BTB 37: EHS and the new E-series skidders
Published on: Tuesday 1st July 2014
Early in 2014, Tigercat released the E-series skidders. Available in North America and Europe, the 620E, 630E and 635E skidders are powered by the Tigercat FPT N67 Tier 4i engine. The 620E is rated at 164 kW (220 hp) and the two larger models at 190 kW (260 hp).
Tigercat FPT engines meet the stringent Tier 4 emission levels without the need for variable geometry turbochargers, an EGR system, a higher capacity cooling system, an intake throttle body or a diesel particulate filter. As a result the engines offer improved reliability and lower long-term maintenance costs. The biggest benefit for Tigercat machine owners is that the engines are fully supported by Tigercat and the Tigercat dealer network, including all parts, service, warranty and technical support.
Tigercat’s other skidder markets including Australia, New Zealand, Russia and South America will continue to receive Cummins Tier 3 equipped D-series skidders for the foreseeable future.

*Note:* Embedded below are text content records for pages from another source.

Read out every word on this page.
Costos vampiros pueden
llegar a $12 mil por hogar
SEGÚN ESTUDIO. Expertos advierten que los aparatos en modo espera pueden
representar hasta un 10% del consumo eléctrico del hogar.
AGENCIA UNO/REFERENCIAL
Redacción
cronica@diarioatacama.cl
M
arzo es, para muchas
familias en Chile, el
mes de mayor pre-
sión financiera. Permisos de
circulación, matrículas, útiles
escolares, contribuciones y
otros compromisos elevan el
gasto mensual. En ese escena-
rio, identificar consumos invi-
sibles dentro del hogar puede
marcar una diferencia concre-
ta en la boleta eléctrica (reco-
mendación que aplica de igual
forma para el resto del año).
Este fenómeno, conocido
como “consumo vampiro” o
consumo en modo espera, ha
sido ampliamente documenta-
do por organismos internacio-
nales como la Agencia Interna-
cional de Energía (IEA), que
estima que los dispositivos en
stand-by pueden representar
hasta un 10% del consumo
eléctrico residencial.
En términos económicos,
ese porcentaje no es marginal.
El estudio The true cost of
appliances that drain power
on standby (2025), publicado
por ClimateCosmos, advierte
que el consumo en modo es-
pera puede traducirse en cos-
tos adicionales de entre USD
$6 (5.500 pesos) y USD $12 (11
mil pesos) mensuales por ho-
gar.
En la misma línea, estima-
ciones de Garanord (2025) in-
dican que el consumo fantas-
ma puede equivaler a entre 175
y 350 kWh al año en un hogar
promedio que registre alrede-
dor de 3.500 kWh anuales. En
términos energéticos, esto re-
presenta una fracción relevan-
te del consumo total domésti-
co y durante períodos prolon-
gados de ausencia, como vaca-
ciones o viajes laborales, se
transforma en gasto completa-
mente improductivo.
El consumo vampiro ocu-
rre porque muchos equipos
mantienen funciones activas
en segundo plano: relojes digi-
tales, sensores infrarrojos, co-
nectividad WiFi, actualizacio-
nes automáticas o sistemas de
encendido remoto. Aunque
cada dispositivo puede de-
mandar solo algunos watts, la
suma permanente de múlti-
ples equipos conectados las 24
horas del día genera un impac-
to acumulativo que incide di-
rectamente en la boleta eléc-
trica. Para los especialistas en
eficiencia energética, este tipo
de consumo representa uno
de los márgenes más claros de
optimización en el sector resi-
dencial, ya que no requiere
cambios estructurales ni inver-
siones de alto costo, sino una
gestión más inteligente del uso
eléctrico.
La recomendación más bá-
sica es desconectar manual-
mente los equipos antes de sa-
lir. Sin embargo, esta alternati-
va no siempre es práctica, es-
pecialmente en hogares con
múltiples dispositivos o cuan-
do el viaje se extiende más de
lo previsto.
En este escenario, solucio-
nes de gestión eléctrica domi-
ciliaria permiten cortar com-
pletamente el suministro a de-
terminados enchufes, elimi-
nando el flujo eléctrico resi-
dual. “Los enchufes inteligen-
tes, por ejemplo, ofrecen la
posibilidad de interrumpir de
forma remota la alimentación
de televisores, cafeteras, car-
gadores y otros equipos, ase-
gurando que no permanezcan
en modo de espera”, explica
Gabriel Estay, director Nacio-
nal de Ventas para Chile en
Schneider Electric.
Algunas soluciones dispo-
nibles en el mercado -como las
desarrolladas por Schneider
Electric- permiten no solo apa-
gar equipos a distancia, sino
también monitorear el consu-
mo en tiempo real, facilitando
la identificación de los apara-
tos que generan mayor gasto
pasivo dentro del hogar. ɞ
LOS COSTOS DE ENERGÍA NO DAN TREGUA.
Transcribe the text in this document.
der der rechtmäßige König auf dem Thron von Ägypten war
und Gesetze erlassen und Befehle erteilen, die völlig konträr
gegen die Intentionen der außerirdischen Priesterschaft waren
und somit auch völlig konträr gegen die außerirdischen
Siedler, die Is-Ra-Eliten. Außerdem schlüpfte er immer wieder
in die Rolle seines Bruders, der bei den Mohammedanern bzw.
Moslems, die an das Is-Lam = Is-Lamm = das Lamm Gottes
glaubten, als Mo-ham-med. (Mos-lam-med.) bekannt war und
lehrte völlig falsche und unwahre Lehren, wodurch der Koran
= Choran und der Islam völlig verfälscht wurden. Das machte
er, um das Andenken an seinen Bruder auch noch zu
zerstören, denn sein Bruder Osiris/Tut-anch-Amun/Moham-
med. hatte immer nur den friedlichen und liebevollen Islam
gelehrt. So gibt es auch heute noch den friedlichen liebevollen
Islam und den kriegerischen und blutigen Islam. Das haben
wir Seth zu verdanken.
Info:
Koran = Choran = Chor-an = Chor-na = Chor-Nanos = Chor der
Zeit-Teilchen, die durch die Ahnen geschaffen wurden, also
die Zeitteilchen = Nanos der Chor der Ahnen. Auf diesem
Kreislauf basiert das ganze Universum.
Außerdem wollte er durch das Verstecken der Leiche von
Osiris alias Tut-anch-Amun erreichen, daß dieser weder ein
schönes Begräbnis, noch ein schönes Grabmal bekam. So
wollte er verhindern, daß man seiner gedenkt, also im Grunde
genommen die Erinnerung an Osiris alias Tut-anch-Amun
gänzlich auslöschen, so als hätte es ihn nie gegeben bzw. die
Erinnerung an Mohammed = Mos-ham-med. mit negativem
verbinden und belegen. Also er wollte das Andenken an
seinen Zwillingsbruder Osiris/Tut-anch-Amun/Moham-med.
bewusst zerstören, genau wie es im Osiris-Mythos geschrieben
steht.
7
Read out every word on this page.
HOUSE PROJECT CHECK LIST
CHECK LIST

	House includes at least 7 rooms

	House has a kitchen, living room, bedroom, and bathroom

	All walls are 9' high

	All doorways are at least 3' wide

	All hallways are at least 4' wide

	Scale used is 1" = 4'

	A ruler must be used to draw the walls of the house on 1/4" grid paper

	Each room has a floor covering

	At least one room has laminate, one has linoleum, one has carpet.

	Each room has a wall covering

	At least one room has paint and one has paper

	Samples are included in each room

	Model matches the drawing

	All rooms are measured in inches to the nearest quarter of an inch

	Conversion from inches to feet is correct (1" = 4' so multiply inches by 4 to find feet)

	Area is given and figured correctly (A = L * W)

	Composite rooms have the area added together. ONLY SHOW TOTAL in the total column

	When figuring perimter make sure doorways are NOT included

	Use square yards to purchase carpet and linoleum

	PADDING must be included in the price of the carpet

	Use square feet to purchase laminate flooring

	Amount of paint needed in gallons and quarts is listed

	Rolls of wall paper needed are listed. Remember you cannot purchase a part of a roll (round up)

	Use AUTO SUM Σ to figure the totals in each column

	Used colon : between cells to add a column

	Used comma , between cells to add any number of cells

The 620D/E and 630D/E are suited to the vast majority of the world’s high production skidding applications — commonly used in clear fell and plantation thinning applications, steep ground and soft soil. The six-wheel drive 635D/E with its long wheelbase, low-ground pressure and massive grapple is designed for long hauls, extremely heavy loads and very soft or steep terrain. The 635D/E is also approved for use in demanding, high duty cycle ground scarification applications.
EHS option for 620 series
Tigercat’s EHS (efficient high speed) drive system is similar to the standard hydrostatic drive system in that the two variable displacement motors are input into the Tigercat transfer case. Front and rear output shafts are connected directly to the front and rear axles. However the similarity ends there. EHS is capable of providing the tractive effort of the deepest gear ratio offered in Tigercat’s standard transfer case as well as the top speed of the shallowest gear ratio offered in the standard transfer case. This is accomplished with more sophisticated computer logic and the ability to take one of the drive motors offline when high tractive effort is not required. In this case, all pump flow is directed to one hydraulic motor, increasing both travel speed and motor efficiency. When operating conditions demand high tractive effort, both hydrostatic motors are working. When tractive effort requirements are minimal — for instance, when traveling empty — all of the pump flow is directed to one motor for higher travel speeds. Tigercat is now offering the EHS option on the 620D/E series skidders. Initial field studies indicate excellent production and fuel economy in relatively flat terrain, where the machine is able to operate fully loaded on one drive motor for a significant portion of the duty cycle. Warren Brantley, owner of Oconee River logging LLC in Georgia, has been running an EHS equipped 620E since early March. Pulling nine tonne (10 tn) drags on flat terrain, the machine is able to run on one motor the majority of the time and fuel consumption is positively impacted at around 20 L/h (5.4 gph) with very little engine idle time. Of the 620E, he says, “Tigercat listened to what we wanted and built it. That’s the best thing ever to come out of Canada.”